Create Google Base Feed (RSS):
X Create feed for Google Base
It will be stored in the data/ folder with filename: gbase.xml

Create HTML Sitemap:
X Create html site map for your normal visitors
Please note that this option requires additional resources to perform

HTML Sitemap filename:
/hermes/bosweb/web145/b1450/ipw.weflyhot/public_html/sitemap.html

Sitemap entry attributes (optional)

Change frequency:
Weekly

Last modification:
 Use server's response
 
Priority
0.5

Automatic Priority:
X Automatically assign priority attribute
Enable this option to automatically reduce priority depending on the page's depth level

Individual attributes:
Blank
define specific frequency and priority attributes here in the following format:
"url substring,lastupdate YYYY-mm-dd,frequency,priority".
example:
page.php?product=,2005-11-14,monthly,0.9


Re: Crawl Issues _ HELP!
« Reply #12 on: March 17, 2008, 03:20:32 PM »
Continued

Miscellaneous Definitions (optional)

Number of links per page in HTML sitemap:
40000
(that will split your sitemap on several pages)

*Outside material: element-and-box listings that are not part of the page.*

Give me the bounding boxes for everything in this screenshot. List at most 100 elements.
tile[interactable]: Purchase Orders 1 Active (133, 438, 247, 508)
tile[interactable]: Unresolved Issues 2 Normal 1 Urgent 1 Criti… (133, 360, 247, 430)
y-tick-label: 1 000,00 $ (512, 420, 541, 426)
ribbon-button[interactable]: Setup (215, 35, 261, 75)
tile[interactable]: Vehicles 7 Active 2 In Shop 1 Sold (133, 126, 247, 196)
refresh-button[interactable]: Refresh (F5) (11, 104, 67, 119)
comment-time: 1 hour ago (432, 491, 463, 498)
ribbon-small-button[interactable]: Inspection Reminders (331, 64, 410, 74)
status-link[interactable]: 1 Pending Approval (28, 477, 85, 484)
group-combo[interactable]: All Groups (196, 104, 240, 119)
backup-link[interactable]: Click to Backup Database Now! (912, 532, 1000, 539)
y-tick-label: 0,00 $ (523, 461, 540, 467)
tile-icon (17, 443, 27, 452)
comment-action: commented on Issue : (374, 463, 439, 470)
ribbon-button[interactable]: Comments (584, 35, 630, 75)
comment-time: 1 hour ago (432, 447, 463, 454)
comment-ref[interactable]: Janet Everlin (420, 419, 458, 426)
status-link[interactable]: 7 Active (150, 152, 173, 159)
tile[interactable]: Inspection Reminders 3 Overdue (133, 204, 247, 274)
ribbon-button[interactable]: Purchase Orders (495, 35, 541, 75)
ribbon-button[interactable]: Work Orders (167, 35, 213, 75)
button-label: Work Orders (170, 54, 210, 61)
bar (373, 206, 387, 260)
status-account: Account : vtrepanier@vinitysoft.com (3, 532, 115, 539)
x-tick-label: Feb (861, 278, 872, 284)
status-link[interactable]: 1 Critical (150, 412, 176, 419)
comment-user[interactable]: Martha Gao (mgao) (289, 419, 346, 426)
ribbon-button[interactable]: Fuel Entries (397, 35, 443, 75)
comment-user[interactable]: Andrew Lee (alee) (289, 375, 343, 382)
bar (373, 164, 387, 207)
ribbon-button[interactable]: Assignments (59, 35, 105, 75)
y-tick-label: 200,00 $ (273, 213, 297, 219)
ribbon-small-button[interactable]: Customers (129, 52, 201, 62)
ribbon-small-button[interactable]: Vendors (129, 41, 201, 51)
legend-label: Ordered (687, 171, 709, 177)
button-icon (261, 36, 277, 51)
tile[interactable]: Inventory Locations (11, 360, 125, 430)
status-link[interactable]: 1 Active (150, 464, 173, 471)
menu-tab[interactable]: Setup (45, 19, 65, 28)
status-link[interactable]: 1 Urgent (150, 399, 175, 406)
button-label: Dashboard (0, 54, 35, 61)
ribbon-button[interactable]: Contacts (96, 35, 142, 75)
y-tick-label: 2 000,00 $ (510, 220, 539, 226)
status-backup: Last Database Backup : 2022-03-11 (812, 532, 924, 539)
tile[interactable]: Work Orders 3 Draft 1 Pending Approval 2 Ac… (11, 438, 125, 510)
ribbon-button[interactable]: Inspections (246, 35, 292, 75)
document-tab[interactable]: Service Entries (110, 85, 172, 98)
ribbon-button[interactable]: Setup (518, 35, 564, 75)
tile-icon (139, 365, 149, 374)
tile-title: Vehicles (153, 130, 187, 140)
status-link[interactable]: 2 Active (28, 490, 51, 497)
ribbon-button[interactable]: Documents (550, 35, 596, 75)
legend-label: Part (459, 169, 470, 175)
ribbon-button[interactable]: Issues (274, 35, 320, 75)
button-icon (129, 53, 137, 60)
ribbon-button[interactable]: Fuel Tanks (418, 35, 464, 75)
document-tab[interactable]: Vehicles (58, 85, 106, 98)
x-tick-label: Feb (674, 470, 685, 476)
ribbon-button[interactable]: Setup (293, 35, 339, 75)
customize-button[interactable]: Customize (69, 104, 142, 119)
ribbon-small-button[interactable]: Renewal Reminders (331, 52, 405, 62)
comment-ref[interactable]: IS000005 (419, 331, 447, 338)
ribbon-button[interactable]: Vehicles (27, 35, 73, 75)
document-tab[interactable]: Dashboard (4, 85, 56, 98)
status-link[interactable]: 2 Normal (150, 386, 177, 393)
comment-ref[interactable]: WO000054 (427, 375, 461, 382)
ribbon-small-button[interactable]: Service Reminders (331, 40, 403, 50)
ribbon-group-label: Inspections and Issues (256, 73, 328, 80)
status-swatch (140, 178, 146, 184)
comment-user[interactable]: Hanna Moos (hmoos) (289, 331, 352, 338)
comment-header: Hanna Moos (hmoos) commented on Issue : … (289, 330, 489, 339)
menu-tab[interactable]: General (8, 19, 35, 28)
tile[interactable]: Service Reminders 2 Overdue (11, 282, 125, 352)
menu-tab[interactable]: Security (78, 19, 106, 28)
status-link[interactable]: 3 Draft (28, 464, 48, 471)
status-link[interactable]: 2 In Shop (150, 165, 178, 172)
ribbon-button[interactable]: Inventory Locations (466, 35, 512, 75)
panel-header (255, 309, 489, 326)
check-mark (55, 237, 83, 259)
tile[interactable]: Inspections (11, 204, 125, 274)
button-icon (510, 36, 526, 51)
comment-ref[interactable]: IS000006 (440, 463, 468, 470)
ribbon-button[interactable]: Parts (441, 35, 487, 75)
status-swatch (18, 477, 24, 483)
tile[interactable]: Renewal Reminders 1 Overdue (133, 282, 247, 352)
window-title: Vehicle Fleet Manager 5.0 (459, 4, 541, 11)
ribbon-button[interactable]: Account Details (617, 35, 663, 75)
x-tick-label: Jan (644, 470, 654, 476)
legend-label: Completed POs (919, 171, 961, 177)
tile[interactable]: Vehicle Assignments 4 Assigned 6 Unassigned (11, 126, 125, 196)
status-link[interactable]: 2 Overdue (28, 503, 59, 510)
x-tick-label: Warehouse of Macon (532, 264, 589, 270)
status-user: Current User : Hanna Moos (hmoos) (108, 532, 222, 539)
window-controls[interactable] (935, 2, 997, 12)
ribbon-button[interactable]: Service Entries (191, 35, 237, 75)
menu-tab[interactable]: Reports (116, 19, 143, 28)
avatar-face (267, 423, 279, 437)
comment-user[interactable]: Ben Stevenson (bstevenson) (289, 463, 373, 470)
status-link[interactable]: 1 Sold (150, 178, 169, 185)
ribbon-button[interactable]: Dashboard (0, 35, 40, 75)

Compress sitemap using GZip:
 Use sitemap files compression
(".gz" will be added to all filenames automatically)

Inform (ping) Search Engines upon completion (Google, Yahoo, Ask, Moreover):
 Ping Google when generation is done

Calculate changelog:
 Calculate Change Log after completion
please note that this option requires more resources to complete

  • Crawler Limitations, Finetune (optional)

Maximum pages:
 0 "0" for unlimited

Maximum depth level:
0 "0" for unlimited

Maximum execution time, seconds:
0  "0" for unlimited

Save the script state, every X seconds:
120 this option allows to resume crawling operation if it was interrupted. "0" for no saves

Make a delay between requests, X seconds after each N requests:
60 s after each  500 requests
This option allows to reduce the load on your webserver. "0" for no delay

  • Advanced Settings (optional)


Extract meta description tag
X enable META descriptions
Note: this option may significantly increase memory usage and is not recommended for larger sitemaps

Use IP address for crawling:
Blank

Remove session ID from URLs:
 PHPSESSID sid osCsid
common session parameters (separate with spaces): PHPSESSID, sid, osCsid

Progress state storage type:
X serialize  var_export
try to change this option in case of memory usage issues

Re: Crawl Issues _ HELP!
« Reply #13 on: March 17, 2008, 03:22:51 PM »
Basically what happens is I strat the crawl..then after a period of time The Sitemap generation in progress... screen shows

This page cannot be sidplayed

The page you are looking for is currently....................................................
......
........
Re: Crawl Issues _ HELP!
« Reply #14 on: March 17, 2008, 10:35:54 PM »
Hello,

memory_limit of 18M is too low in many cases, please increase it. THen check how manya pages does it crawl before getting interrupted.